【塩屋的住環境のつくりかた】#6 なぜ塩屋に宿泊施設ができなかったか
2026.2.10

記:小山直基(塩屋的住環境の家、小山の家)
なぜこれまで塩屋に宿泊施設がなかったのか。
今回、自分で準備を進めてみて、その理由がわかりました。
それは、用途地域による制約です。用途地域とは、自治体が定める「まちの見えない設計図」です。どこにどんな建物が立ち、どんな暮らしが展開されるのかを静かに方向づけるもので、「静けさを守る場所」と、「にぎわいを受け止める場所」を区分しながら、地域にふさわしい環境が保たれるように整えられています。その区分のひとつとして、住居専用地域では原則として宿泊業の営業が認められていません。
実際に塩屋の用途地域を見てみると、下図のとおり、まちの大半が住居専用地域で占められていることがわかります。

塩屋で宿泊業が可能なエリアは、具体的に次の三つに限られます。
国道2号線沿い(第二種住居)
駅前周辺(近隣商業)
塩屋丸山線沿い(第一種住居)
これだけでも、場所選びのハードルは相当高くなります。
さらに私の場合、国道2号線沿い(第二種住居)や、商店が集まる駅前の近隣商業エリアは、求めている宿の雰囲気とは方向性が異なるため候補から外しました。
すると残るのは第一種住居だけになります。ただ、第一種住居も駅から離れるほどアクセスが悪くなり、単に「可能なエリア」であっても宿事業として成り立ちにくい場所になります。
何度も歩いてきた塩屋のまちですが、「用途地域の区分」と「宿として成り立つか」を同時に意識して歩き回るのは、まったく別の体験でした。住宅地図を印刷し、宿泊業が可能なエリアを蛍光ペンで塗り分け、そのうえで「ここで宿をやりたい」と思える場所を、一軒ずつ丁寧に確かめていきました。

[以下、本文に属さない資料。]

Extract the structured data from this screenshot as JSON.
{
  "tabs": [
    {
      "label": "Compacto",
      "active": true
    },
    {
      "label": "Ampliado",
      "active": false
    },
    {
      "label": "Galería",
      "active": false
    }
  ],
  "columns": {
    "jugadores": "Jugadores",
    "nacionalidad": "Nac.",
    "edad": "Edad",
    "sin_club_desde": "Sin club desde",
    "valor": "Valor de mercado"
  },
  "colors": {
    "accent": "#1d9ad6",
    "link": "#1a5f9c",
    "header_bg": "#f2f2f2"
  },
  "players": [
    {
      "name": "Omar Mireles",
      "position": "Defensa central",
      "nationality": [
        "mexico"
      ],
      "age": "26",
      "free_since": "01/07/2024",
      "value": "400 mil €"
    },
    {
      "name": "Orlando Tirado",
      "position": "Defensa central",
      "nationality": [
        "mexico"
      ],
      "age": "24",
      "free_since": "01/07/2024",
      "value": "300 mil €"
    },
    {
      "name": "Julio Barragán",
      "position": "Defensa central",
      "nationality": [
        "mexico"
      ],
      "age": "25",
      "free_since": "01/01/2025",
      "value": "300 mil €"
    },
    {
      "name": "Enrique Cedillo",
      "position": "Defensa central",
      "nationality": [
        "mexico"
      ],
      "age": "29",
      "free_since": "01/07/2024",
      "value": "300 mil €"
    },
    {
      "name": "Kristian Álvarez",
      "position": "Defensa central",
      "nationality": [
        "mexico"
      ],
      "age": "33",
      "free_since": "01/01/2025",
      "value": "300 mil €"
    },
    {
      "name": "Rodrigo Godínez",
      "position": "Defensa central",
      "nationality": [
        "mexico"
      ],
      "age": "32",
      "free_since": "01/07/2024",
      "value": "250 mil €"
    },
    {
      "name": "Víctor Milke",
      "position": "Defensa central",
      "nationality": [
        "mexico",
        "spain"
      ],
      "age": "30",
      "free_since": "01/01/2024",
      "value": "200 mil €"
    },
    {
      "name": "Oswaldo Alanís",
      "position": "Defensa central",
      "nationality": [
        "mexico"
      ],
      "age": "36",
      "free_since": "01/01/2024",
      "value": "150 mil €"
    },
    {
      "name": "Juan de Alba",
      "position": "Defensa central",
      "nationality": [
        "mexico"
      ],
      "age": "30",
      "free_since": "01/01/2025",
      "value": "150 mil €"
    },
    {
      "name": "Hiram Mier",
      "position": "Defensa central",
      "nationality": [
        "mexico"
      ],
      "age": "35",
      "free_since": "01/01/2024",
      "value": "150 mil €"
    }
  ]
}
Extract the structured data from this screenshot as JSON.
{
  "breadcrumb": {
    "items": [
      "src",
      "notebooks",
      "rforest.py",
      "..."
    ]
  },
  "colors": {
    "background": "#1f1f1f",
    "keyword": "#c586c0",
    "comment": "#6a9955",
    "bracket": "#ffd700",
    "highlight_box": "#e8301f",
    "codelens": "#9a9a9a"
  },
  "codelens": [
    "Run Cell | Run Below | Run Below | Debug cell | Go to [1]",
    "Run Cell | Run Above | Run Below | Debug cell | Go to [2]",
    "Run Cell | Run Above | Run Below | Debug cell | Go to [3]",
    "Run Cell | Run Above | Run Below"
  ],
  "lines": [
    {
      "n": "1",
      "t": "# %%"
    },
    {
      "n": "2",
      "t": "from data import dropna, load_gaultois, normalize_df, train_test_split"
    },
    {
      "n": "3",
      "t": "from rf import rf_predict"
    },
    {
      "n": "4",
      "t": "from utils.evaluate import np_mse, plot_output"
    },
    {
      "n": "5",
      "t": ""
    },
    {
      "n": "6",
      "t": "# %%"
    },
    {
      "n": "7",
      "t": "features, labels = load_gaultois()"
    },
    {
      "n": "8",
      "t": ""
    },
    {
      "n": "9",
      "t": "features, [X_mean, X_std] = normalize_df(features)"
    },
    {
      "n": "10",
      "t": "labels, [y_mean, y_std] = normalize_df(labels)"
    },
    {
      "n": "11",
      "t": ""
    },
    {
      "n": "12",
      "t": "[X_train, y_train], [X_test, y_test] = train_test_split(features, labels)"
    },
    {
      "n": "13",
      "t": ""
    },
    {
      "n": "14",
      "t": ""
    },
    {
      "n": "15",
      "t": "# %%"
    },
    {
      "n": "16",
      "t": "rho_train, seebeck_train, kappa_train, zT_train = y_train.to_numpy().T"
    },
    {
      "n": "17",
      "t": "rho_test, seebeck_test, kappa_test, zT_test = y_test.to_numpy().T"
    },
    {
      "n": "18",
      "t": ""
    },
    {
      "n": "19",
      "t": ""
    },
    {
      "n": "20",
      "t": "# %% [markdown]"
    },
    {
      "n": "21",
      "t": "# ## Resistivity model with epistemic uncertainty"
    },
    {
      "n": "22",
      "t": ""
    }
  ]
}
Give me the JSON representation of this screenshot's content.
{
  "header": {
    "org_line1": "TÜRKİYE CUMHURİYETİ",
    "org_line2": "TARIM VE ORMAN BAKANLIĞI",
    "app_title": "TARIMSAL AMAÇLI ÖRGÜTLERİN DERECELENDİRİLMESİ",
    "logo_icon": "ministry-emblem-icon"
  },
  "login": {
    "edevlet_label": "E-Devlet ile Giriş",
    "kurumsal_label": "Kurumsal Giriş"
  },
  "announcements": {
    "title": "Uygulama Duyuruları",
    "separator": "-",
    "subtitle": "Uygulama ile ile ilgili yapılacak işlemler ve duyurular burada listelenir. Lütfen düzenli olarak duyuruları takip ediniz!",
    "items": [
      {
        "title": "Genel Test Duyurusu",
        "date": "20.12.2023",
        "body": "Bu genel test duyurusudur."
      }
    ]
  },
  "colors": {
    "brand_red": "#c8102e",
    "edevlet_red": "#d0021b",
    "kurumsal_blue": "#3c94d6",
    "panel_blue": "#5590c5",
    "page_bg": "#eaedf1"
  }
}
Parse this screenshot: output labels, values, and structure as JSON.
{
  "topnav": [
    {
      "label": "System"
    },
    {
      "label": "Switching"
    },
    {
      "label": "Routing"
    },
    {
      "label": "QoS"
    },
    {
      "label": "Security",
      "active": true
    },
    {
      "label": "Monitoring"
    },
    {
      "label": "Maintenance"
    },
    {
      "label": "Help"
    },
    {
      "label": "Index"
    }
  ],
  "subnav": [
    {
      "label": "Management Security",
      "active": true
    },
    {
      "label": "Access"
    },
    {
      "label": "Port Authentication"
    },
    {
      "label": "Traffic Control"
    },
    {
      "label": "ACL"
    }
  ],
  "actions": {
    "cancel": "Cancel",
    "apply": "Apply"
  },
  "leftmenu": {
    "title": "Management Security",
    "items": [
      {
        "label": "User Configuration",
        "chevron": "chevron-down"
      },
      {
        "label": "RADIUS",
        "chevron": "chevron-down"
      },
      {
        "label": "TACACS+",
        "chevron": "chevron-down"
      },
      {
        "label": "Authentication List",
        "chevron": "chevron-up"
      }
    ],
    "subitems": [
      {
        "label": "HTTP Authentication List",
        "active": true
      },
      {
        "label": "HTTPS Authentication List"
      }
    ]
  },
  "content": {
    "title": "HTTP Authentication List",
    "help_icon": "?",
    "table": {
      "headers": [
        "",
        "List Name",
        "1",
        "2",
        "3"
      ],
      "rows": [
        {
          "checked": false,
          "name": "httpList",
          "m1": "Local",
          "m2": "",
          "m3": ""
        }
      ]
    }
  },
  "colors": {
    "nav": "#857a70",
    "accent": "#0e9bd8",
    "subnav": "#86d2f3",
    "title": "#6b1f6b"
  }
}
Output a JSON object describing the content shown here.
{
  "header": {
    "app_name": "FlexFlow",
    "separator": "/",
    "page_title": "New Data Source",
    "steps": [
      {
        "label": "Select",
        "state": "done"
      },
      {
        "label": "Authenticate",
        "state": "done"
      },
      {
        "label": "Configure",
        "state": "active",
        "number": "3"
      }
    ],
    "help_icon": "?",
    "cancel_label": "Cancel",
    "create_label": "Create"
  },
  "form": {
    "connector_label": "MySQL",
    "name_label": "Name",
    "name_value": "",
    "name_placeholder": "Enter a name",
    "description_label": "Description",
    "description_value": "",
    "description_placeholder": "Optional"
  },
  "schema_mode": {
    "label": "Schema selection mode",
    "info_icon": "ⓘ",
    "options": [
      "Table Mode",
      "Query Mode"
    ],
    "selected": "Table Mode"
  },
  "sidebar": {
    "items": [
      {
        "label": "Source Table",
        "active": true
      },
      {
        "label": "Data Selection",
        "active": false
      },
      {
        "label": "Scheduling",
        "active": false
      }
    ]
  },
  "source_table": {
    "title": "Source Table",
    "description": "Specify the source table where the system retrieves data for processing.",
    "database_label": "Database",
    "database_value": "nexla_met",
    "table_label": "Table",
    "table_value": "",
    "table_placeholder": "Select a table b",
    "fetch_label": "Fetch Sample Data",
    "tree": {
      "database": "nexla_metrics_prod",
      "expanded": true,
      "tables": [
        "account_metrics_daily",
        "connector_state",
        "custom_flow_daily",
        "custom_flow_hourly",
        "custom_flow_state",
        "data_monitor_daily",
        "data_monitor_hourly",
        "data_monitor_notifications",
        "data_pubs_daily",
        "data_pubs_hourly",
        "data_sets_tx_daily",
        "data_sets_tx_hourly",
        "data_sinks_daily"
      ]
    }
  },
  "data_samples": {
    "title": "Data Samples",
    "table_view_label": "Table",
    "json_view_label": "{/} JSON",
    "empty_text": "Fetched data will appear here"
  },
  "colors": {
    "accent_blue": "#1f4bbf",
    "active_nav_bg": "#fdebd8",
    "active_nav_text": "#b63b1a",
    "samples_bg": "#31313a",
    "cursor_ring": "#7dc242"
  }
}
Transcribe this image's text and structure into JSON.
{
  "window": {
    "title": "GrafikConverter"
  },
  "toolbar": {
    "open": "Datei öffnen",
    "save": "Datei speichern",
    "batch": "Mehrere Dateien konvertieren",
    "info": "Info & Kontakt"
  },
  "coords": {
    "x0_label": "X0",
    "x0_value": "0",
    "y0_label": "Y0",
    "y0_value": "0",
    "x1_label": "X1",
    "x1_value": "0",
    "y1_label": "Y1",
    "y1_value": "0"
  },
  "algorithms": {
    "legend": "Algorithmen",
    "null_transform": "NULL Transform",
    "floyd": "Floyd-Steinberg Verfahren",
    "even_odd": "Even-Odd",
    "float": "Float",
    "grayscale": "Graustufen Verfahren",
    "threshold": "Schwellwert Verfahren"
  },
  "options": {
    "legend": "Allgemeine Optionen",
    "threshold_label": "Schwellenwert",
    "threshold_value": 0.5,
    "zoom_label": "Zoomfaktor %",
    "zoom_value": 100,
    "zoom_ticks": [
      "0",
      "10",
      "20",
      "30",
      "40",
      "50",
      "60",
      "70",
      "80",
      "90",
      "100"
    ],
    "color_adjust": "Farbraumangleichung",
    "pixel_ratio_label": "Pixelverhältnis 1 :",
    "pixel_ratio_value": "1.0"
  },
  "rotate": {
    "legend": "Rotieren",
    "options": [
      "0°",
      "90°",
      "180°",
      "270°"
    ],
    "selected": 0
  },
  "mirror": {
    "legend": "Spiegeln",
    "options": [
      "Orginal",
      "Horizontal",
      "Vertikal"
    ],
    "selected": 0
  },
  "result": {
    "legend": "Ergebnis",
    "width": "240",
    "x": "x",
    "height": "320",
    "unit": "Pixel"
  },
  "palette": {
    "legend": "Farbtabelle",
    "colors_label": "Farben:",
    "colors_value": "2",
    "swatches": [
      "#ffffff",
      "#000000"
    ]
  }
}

そうして見つけた候補の建物が2軒ありました。しかし、建物を外から確認するだけでは、それらが空き家なのかどうかもわからないし、仮に空き家だったとしても貸してもらえるのか、売ってもらえるのかは別の話です。ふつうは、すでに市場に出ている賃貸物件や売買物件の中から探すもので、建物から探すというのは、正直かなり無謀なやり方です。それでも、法務局で所有者を調べ、お手紙を出すところまではしようと思っていました。
そんな中で、まさか目星をつけていた建物のオーナーから相談をいただけたのは、本当にラッキーでした。塩屋に全戸配布した自分たちの活動パンフレットがきっかけだったので、まわりまわって届いたご縁のようにも感じました。思いがけない巡り合わせで、この宿の計画は静かに動き始めました。